WorDS of Data Science beginning with K

WorDS Center is actively collecting a dictionary of terms related to big data science. Every week, a new word is released.

a b c d e f g h i j k l m n o p q r s t u v w x y z

Click one of the letters above to go to the page of all terms beginning with that letter.

Kepler

Kepler is a software application for creating Scientific Workflows. Scientists have previously been forced to use a range of applications that each provided different benefits when working with data. To make scientific workflows more efficient, Kepler was created to bring together the benefits of these other programs into a single, easy to use application. Kepler provides a graphical interface that allows users to visualise the data flow of their model, and publish or share a much clearer representation of the workflow with their colleagues. This graphical interface also makes Kepler more user-friendly and easier to learn.
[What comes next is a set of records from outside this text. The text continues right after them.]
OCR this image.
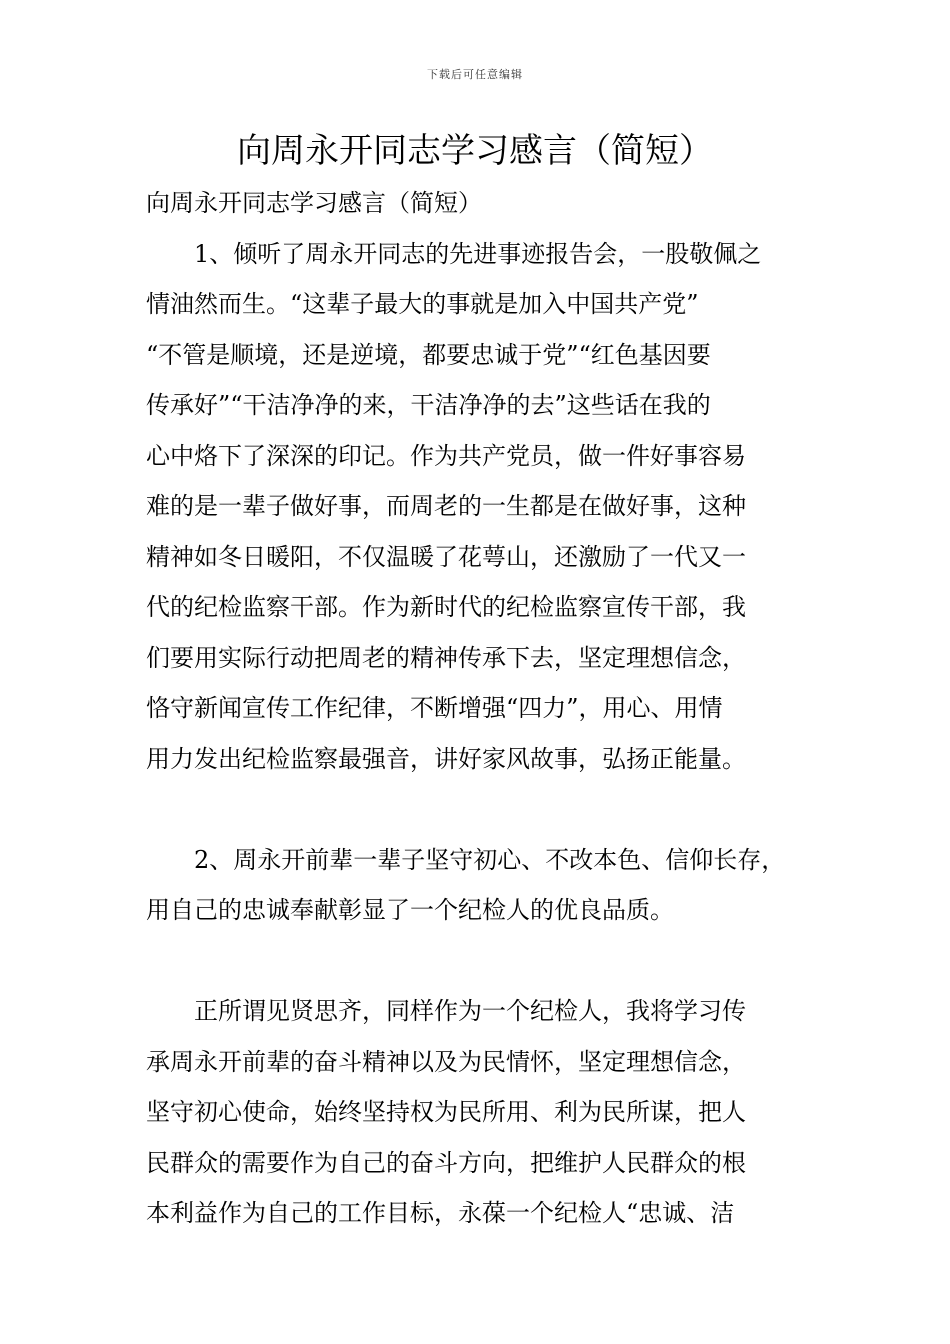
下载后可任意编辑
向周永开同志学习感言（简短）

向周永开同志学习感言（简短）

1、倾听了周永开同志的先进事迹报告会，一股敬佩之
情油然而生。“这辈子最大的事就是加入中国共产党”
“不管是顺境，还是逆境，都要忠诚于党”“红色基因要
传承好”“干洁净净的来，干洁净净的去”这些话在我的
心中烙下了深深的印记。作为共产党员，做一件好事容易
难的是一辈子做好事，而周老的一生都是在做好事，这种
精神如冬日暖阳，不仅温暖了花萼山，还激励了一代又一
代的纪检监察干部。作为新时代的纪检监察宣传干部，我
们要用实际行动把周老的精神传承下去，坚定理想信念，
恪守新闻宣传工作纪律，不断增强“四力”，用心、用情
用力发出纪检监察最强音，讲好家风故事，弘扬正能量。

2、周永开前辈一辈子坚守初心、不改本色、信仰长存，
用自己的忠诚奉献彰显了一个纪检人的优良品质。

正所谓见贤思齐，同样作为一个纪检人，我将学习传
承周永开前辈的奋斗精神以及为民情怀，坚定理想信念，
坚守初心使命，始终坚持权为民所用、利为民所谋，把人
民群众的需要作为自己的奋斗方向，把维护人民群众的根
本利益作为自己的工作目标，永葆一个纪检人“忠诚、洁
Another benefit Kepler provides is access to a range of data management middlewere and repositories, and a vast library of data processing and analysis tools that are directly importable into workflows as steps.

Kepler's interface is composed of 'Actors': nodes that data passes between and that each perform a specific task. Actors are divided into three categories: data sources, data analysis or processing tools, and outputs. To direct the flow of data between Actors, users can simply drag and drop data lines between Actors' input and output ports. Kepler is high level and provides abstraction as complex workflows can be built using simpler sub-workflows that are hidden behind single Actors. The software also automates low-level data processing tasks allowing for efficient creation of high level workflows. Kepler allows for importing external modules to customise or extend the program's functionality, and when a high amount of computational power is required. Kepler works with a variety of heterogeneous computing platforms and computing technologies for native parallel processing on various platforms and optimizes scheduling computing tasks across these platforms.